Si les collisions se multiplient, la présence des cervidés en milieux urbains semble aussi être plus marquée.

Selon le chroniqueur chasse et pêche du «Journal de Québec», Julien Cabana, bien des raisons expliquent que des orignaux soient observés en milieu urbain.

«Première des choses, vous avez une densité d’orignaux dans votre région qui est très élevée ainsi c’est en quelque sorte normal de les voir traverser les routes par exemple», a-t-il expliqué.

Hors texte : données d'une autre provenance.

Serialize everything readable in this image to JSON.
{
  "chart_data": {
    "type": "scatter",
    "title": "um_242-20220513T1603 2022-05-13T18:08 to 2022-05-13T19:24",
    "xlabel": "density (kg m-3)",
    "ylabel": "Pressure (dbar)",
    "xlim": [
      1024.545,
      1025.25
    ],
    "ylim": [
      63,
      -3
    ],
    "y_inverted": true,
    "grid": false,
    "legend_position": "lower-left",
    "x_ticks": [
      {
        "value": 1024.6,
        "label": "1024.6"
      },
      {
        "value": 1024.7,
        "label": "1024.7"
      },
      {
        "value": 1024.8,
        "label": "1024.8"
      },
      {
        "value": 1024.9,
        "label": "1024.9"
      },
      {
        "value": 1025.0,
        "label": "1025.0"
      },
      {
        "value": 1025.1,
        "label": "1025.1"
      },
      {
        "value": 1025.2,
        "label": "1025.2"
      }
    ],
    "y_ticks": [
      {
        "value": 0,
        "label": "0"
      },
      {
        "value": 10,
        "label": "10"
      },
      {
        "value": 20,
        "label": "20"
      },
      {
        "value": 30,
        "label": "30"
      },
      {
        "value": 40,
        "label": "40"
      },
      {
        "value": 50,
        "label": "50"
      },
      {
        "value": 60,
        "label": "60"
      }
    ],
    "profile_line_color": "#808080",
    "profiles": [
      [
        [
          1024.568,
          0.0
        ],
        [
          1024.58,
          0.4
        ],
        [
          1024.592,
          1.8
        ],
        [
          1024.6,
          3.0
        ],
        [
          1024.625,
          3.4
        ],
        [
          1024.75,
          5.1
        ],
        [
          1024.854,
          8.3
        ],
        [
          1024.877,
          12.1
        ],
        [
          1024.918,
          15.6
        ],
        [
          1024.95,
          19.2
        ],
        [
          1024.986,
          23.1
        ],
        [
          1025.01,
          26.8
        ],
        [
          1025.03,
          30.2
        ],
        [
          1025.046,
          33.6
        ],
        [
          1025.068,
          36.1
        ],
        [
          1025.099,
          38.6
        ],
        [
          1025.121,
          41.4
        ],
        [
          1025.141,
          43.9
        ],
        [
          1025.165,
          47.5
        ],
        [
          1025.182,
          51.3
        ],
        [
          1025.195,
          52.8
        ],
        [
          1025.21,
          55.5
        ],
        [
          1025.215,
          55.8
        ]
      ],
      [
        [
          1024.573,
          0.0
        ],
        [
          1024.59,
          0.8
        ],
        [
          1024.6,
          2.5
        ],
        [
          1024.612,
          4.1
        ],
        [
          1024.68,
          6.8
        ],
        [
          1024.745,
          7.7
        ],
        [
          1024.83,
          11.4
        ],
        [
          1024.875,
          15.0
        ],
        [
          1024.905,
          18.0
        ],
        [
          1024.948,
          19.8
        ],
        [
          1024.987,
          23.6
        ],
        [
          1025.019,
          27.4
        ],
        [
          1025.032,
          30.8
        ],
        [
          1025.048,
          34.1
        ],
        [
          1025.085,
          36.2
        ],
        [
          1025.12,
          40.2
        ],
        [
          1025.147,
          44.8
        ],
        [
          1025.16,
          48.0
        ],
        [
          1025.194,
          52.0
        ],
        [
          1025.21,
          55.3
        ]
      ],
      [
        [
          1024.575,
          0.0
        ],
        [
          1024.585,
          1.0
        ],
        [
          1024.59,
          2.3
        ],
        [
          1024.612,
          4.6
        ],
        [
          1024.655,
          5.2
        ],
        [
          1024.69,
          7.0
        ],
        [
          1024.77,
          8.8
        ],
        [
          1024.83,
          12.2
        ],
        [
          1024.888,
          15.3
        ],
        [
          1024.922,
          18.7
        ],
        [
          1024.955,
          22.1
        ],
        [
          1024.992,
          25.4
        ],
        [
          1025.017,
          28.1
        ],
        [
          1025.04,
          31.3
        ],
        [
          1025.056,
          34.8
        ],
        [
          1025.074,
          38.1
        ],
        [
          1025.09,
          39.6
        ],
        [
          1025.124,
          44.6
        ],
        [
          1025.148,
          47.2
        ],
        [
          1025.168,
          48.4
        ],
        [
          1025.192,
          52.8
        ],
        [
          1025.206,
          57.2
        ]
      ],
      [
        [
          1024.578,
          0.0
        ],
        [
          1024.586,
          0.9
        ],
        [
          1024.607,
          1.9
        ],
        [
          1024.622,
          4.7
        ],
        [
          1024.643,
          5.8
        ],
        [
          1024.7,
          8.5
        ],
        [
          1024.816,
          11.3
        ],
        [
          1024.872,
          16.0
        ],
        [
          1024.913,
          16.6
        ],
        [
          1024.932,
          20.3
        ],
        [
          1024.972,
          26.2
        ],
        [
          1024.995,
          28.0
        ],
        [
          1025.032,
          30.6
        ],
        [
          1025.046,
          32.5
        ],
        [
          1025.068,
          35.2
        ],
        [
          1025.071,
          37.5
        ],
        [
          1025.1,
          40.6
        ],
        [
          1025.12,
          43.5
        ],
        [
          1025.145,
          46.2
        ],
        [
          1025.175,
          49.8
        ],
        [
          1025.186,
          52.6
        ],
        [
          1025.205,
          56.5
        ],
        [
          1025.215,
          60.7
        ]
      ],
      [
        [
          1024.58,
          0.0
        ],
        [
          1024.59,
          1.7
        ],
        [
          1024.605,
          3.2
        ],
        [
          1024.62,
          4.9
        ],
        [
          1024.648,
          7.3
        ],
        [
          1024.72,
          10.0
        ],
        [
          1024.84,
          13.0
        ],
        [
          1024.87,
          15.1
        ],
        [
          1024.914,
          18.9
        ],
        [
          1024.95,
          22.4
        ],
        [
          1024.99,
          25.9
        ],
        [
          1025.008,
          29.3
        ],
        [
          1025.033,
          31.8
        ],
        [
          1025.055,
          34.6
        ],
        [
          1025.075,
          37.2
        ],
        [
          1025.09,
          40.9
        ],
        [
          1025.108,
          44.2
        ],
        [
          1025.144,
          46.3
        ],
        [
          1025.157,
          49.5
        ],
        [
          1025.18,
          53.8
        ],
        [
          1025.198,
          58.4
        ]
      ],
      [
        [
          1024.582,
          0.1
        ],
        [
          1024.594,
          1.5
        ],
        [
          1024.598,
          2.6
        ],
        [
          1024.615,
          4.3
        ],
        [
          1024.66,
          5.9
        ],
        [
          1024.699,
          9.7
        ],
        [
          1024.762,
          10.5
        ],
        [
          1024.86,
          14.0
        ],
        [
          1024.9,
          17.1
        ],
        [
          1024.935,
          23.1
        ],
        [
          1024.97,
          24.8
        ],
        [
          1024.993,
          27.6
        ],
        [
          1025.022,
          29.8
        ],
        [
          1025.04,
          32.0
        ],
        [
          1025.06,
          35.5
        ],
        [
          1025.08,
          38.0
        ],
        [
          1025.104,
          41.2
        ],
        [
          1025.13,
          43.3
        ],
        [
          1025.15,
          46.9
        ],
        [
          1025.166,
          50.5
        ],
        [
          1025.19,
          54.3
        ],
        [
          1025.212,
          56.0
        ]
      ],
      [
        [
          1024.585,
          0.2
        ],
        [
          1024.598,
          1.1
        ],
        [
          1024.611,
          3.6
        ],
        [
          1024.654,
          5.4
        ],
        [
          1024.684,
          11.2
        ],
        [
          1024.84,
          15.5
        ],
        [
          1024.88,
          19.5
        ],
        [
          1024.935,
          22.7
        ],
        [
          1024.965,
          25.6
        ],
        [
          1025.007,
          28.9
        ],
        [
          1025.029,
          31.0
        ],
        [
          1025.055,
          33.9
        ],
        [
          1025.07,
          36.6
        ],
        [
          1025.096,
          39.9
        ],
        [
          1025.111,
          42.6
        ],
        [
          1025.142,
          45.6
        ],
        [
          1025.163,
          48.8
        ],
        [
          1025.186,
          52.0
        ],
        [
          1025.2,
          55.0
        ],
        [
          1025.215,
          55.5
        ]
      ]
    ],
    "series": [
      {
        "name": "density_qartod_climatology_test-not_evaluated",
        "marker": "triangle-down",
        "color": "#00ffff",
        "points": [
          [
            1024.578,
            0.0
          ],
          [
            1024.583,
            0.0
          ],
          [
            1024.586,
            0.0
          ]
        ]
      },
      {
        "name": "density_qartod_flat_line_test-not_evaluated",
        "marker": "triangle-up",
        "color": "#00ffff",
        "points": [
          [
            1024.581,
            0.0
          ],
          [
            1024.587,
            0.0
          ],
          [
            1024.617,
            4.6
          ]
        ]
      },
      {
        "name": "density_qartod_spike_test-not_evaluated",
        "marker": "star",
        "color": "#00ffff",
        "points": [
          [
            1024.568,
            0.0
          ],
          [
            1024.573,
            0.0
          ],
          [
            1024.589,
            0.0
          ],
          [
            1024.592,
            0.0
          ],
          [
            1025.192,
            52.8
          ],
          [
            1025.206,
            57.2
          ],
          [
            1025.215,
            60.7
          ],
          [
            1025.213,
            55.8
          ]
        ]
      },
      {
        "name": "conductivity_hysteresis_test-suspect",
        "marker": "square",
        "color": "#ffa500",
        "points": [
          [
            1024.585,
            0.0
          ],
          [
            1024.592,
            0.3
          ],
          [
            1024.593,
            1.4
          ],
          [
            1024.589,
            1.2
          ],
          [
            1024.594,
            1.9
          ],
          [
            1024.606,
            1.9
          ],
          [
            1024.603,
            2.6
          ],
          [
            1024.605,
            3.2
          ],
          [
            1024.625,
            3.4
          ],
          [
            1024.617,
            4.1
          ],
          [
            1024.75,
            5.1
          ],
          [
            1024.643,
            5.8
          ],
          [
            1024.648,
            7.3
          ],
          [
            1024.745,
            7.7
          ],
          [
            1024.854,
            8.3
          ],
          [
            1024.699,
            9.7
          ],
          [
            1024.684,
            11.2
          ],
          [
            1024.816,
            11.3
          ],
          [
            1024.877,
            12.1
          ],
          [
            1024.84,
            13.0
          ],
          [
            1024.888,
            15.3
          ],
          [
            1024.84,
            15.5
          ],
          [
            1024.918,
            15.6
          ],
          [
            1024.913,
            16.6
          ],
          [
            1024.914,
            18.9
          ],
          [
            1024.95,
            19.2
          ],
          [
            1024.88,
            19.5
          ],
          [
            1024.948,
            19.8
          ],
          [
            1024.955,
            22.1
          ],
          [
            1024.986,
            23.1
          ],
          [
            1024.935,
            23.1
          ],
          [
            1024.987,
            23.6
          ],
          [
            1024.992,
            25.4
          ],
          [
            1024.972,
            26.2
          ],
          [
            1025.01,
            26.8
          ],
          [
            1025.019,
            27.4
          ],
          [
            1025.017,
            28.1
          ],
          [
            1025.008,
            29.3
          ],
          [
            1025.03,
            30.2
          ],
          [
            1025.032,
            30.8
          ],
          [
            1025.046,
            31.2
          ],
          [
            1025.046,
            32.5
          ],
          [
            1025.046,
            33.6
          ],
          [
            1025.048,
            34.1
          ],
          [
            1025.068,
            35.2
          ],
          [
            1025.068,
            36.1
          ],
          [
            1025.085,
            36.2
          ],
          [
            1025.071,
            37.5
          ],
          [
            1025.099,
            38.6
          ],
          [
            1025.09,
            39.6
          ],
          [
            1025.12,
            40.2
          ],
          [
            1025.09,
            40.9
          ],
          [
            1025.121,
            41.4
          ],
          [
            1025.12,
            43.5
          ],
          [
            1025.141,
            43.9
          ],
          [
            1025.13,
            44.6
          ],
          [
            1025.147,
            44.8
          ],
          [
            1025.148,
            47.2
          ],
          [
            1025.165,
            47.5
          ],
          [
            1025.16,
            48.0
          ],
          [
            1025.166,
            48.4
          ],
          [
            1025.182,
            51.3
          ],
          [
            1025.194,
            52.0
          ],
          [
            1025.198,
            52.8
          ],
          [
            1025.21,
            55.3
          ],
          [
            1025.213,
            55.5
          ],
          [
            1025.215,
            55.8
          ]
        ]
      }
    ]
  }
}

De plus les moustiques, abondants à cette période-ci de l’année, peuvent incommoder les orignaux qui sortent de la forêt malgré eux pour les fuir.

«Finalement, les villes se rapprochent de la forêt. On construit des résidences de plus en plus près de leur habitat naturel alors c’est normal que l’on en observe plus fréquemment», a précisé M. Cabana.

Selon le chroniqueur, il est important de les observer de loin sans intervenir.

«Un orignal, ça n’attaque pas l’homme ou encore un enfant, mais il faut s’en tenir loin et comprendre que cet animal sait qu’il n’est pas dans son milieu, il est en panique, alors il ne faut surtout pas chercher à le coincer, faire des attroupements, il faut laisser la bête tranquille», a-t-il souligné.

M. Cabana a précisé que si l’animal semble être coincé, il faut contacter les agents de la faune ou encore la Sûreté du Québec.